Un des problèmes que les francophones rencontrent est l’épuisement des bagarreurs linguistiques. Ces «fatigants» des combats linguistiques sont dans plusieurs régions du Canada, toujours les mêmes au point où nous notons un essoufflement, un retrait ou une acceptation des manquements à la dualité linguistique canadienne. Le danger à long terme est une perte d’une vision du Canada au profit d’un pays sectoriellement divisé dans quelques régions respectant la dualité linguistique canadienne et le restant du pays uniquement anglophone ou francophone.

Voilà pourquoi à long terme, le gouvernement du Canada ne peut accepter que l’on offre des services gouvernementaux fédéraux inférieurs à ceux projetés ou établis, car c’est tout le pays qui en paiera le prix à long terme. De manquer au devoir de la dualité linguistique est de retourner en arrière dans l’histoire canadienne où le citoyen n’est pas desservi dans sa langue de son choix, créant frustration et perte de confiance auprès des instances gouvernementales fédérales.

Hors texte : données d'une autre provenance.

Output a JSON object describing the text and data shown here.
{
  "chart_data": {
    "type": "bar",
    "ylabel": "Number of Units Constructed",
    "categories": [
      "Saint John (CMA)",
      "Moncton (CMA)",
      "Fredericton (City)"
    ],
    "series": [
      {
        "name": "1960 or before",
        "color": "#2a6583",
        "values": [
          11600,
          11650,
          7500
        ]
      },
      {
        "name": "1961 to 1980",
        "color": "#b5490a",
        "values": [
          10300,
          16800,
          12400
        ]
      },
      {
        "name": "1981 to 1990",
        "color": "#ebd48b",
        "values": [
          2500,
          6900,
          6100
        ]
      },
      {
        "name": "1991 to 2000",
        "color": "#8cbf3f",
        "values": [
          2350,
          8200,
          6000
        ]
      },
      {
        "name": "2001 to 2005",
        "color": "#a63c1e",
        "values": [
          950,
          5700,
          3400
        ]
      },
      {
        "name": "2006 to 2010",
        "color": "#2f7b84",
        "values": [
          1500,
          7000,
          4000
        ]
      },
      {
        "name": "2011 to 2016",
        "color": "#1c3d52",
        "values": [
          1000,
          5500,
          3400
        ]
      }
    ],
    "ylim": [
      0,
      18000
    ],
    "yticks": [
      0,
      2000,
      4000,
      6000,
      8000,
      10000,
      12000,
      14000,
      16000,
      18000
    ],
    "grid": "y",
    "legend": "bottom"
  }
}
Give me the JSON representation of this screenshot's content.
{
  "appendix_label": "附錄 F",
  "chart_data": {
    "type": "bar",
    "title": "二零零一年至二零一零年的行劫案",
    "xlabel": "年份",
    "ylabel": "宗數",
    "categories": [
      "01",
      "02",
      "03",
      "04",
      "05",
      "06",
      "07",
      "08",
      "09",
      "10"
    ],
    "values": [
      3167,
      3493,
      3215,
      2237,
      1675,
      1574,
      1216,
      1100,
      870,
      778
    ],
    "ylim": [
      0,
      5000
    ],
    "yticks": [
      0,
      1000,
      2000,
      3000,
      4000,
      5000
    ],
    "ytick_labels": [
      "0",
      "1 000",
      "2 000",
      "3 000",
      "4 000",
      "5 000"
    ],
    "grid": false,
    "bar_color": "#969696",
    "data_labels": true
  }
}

Afin d’aider le respect de la dualité linguistique, ceci requiert que l’on modifie la Loi sur les langues officielles permettant au Commissaire d’avoir des pouvoirs administratifs obligeant les administrateurs et les dirigeants politiques à faire respecter les droits et obligations linguistiques prescrits au niveau fédéral. Plusieurs y seront opposés par crainte de perdre des pouvoirs ou être soumis à une «police linguistique gouvernementale».

Mais si nous voulons être vraiment conséquents avec les orientations canadiennes en matière de dualité linguistique et respect des minorités de langues officielles, il est nécessaire d’agir immédiatement auprès des instances gouvernementales qui ne mettent pas en œuvre les principes de l’égalité des deux langues officielles du Canada.

Le rapport publié par le Comité permanent des langues officielles des Communes concernant la situation du Bureau de la traduction confirme la nécessité que le gouvernement du Canada donne à une autorité centrale de s’assurer de la mise en œuvre de la Loi sur les langues officielles et ceci pourrait débuter par le bureau du Commissaire aux langues officielles.

La possibilité de modifier le programme de contestation judiciaire afin de permettre de poursuivre le gouvernement du Canada lorsqu’il ne respectera pas les obligations portant sur la promotion et le développement des communautés de langues officielles est une excellente mesure en soi. Toutefois, le devoir reste toujours sur les épaules des minorités de langues officielles et plus particulièrement, les francophones, car la très grande majorité des fonctionnaires fédéraux communiquent aisément en langue anglaise. Cette revendication des droits nécessite une très grande énergie et volonté au point tel que certains renoncent à faire reconnaître leurs droits.

Les rapports du Commissaire aux langues officielles nous indiquent depuis des années les progrès, les délais et les manquements afin de réaliser ce rêve d’une dualité linguistique canadienne. L’approche la plus expéditive pour y arriver est bien souvent plus administrative que juridique.